このnoteは、東大野球部に学生スタッフとして所属する私、齋藤周が、日々の練習内容や気づいたことをメモしておくためのものです。

「アウト交換」という概念

野球で得点するためには、3アウトを取られるまでにホームにランナーを返さなければいけません。ベースは4つありますから、3つのアウトを取られる前に4回進塁しなければいけないわけです。

要は、野球は漸化式のようなものなんです。一定確率で、いくつかの限られた局面が順番に現れます。0アウト1塁の次は○○%で1アウト2塁になる、みたいな感じです。

東大野球部では、「アウト交換」という言葉がよく使われます。「1つのアウトと交換で1つの進塁を得る」という意味です。

例えば送りバントや犠牲フライなどは典型的なアウト交換ですね。他にも、内野ゴロの間にランナーが進塁するなどのプレーもアウト交換だといえます。

さて、無死1塁の状況を考えてみましょう。ここからアウト交換のプレーが3回起こるとすると、無死1塁→1死2塁→2死3塁→3死となってしまい、得点することができません。すなわち、無死1塁の状況から得点するためには、最低でも1回はアウト交換でない進塁を実現しなければならないのです。

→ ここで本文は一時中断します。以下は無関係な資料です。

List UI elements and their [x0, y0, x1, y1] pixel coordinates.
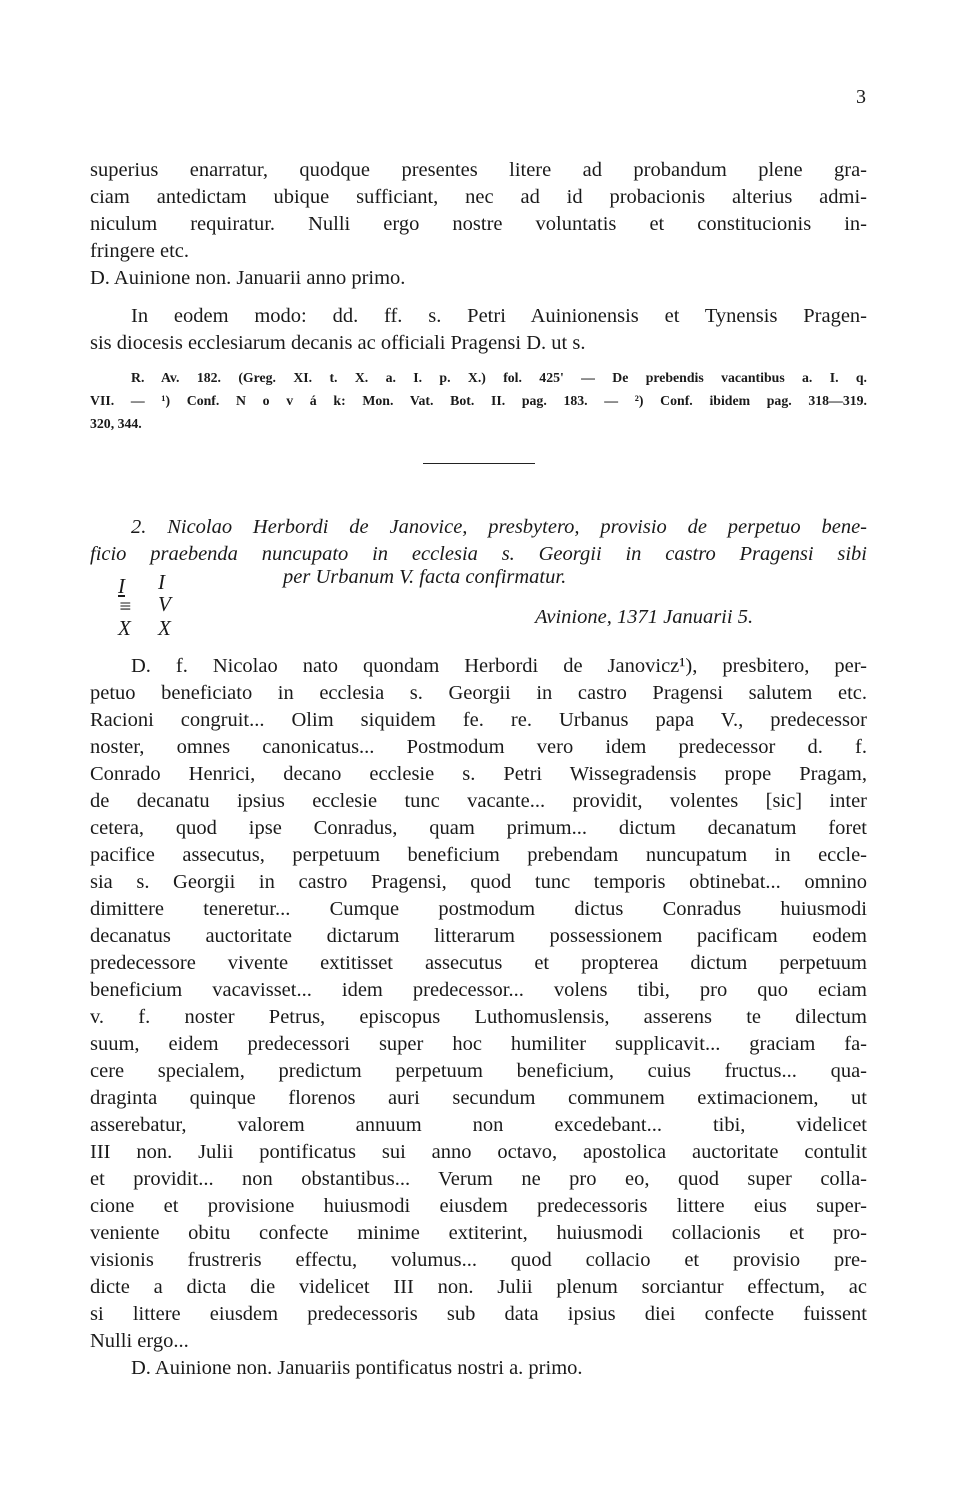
text-line: D. f. Nicolao nato quondam Herbordi de Janovicz¹), presbitero, per-	[131, 655, 867, 677]
text-line: et providit... non obstantibus... Verum ne pro eo, quod super colla-	[90, 1168, 867, 1190]
text-line: sis diocesis ecclesiarum decanis ac officiali Pragensi D. ut s.	[90, 332, 586, 354]
text-line: si littere eiusdem predecessoris sub data ipsius diei confecte fuissent	[90, 1303, 867, 1325]
text-line: Nulli ergo...	[90, 1330, 189, 1352]
text-line: cione et provisione huiusmodi eiusdem predecessoris littere eius super-	[90, 1195, 867, 1217]
final-date-line: D. Auinione non. Januariis pontificatus nostri a. primo.	[131, 1357, 583, 1379]
text-line: pacifice assecutus, perpetuum beneficium prebendam nuncupatum in eccle-	[90, 844, 867, 866]
body-paragraph	[90, 653, 867, 1382]
text-line: Racioni congruit... Olim siquidem fe. re. Urbanus papa V., predecessor	[90, 709, 867, 731]
archival-sigla	[116, 570, 206, 644]
text-line: superius enarratur, quodque presentes litere ad probandum plene gra-	[90, 159, 867, 181]
note-line: R. Av. 182. (Greg. XI. t. X. a. I. p. X.) fol. 425' — De prebendis vacantibus a. I. q.	[131, 370, 867, 385]
text-line: v. f. noster Petrus, episcopus Luthomuslensis, asserens te dilectum	[90, 1006, 867, 1028]
siglum: X	[158, 616, 171, 640]
text-line: predecessore vivente extitisset assecutus et propterea dictum perpetuum	[90, 952, 867, 974]
date-line: D. Auinione non. Januarii anno primo.	[90, 267, 406, 289]
text-line: cetera, quod ipse Conradus, quam primum... dictum decanatum foret	[90, 817, 867, 839]
siglum: X	[118, 616, 131, 640]
text-line: asserebatur, valorem annuum non excedebant... tibi, videlicet	[90, 1114, 867, 1136]
eodem-paragraph	[90, 303, 867, 357]
document-heading	[90, 514, 867, 568]
siglum: I	[118, 574, 125, 598]
text-line: Conrado Henrici, decano ecclesie s. Petri Wissegradensis prope Pragam,	[90, 763, 867, 785]
text-line: suum, eidem predecessori super hoc humiliter supplicavit... graciam fa-	[90, 1033, 867, 1055]
text-line: decanatus auctoritate dictarum litterarum possessionem pacificam eodem	[90, 925, 867, 947]
note-line: 320, 344.	[90, 416, 142, 431]
text-line: dicte a dicta die videlicet III non. Julii plenum sorciantur effectum, ac	[90, 1276, 867, 1298]
intro-paragraph	[90, 157, 867, 292]
siglum: I	[158, 570, 165, 594]
text-line: In eodem modo: dd. ff. s. Petri Auinionensis et Tynensis Pragen-	[131, 305, 867, 327]
notes-block	[90, 366, 867, 435]
heading-line: ficio praebenda nuncupato in ecclesia s. Georgii in castro Pragensi sibi	[90, 543, 867, 565]
page-number: 3	[856, 86, 866, 108]
text-line: ciam antedictam ubique sufficiant, nec ad id probacionis alterius admi-	[90, 186, 867, 208]
text-line: niculum requiratur. Nulli ergo nostre voluntatis et constitucionis in-	[90, 213, 867, 235]
note-line: VII. — ¹) Conf. N o v á k: Mon. Vat. Bot. II. pag. 183. — ²) Conf. ibidem pag. 318—319.	[90, 393, 867, 408]
text-line: sia s. Georgii in castro Pragensi, quod tunc temporis obtinebat... omnino	[90, 871, 867, 893]
text-line: III non. Julii pontificatus sui anno octavo, apostolica auctoritate contulit	[90, 1141, 867, 1163]
text-line: petuo beneficiato in ecclesia s. Georgii in castro Pragensi salutem etc.	[90, 682, 867, 704]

具体的にアウト交換でない進塁にはどのようなものがあるでしょうか。

わかりやすい例としてはヒットや盗塁などがあります。他にも、ヒット1本で2塁からホームに帰ってきたり、送球の間に1つ先の塁まで進むといったプレーもアウト交換でない進塁だと言えますね。(四死球やエラーなどは自チームでコントロールできない要因なので含めていません。)

送りバントや内野ゴロでの進塁などアウト交換のプレーは比較的再現性の高いプレーが多いですが、アウト交換でないプレーは簡単ではありません。ですから私は、このアウト交換でない進塁をいかに作るかというところを日々考えています。

高校野球においては、金属バットの特性から長打が出やすいため、1本のヒットで複数の進塁を達成できる確率も高くなっています。長打は得点を取るためには1番効率がいいですから、トレーニングを積んでパワーをつけ、長打を狙っていくという作戦は合理的だといえるでしょう。

しかし大学野球では長打がかなり減るため、長打以外でいかにアウト交換でない進塁を作るか、というところがキーになります。例えば2020秋の東大では、長打は10試合で二塁打6本、本塁打1本の合計7本でした。1試合あたりでみると0.7本ということになります。

参考までに2020年のプロ野球では、シーズン120試合の中で大体300本くらい長打が出ていました。1試合あたりでみると2.5本という計算になります。MLBではもっと多いことでしょう。これだけ長打が出るならまた状況は変わってきそうです。

このように、同じスポーツでもその時々の細かい競技特性の違いに応じて最適な戦略も変わってくるのですね。何かの参考になれば幸いです。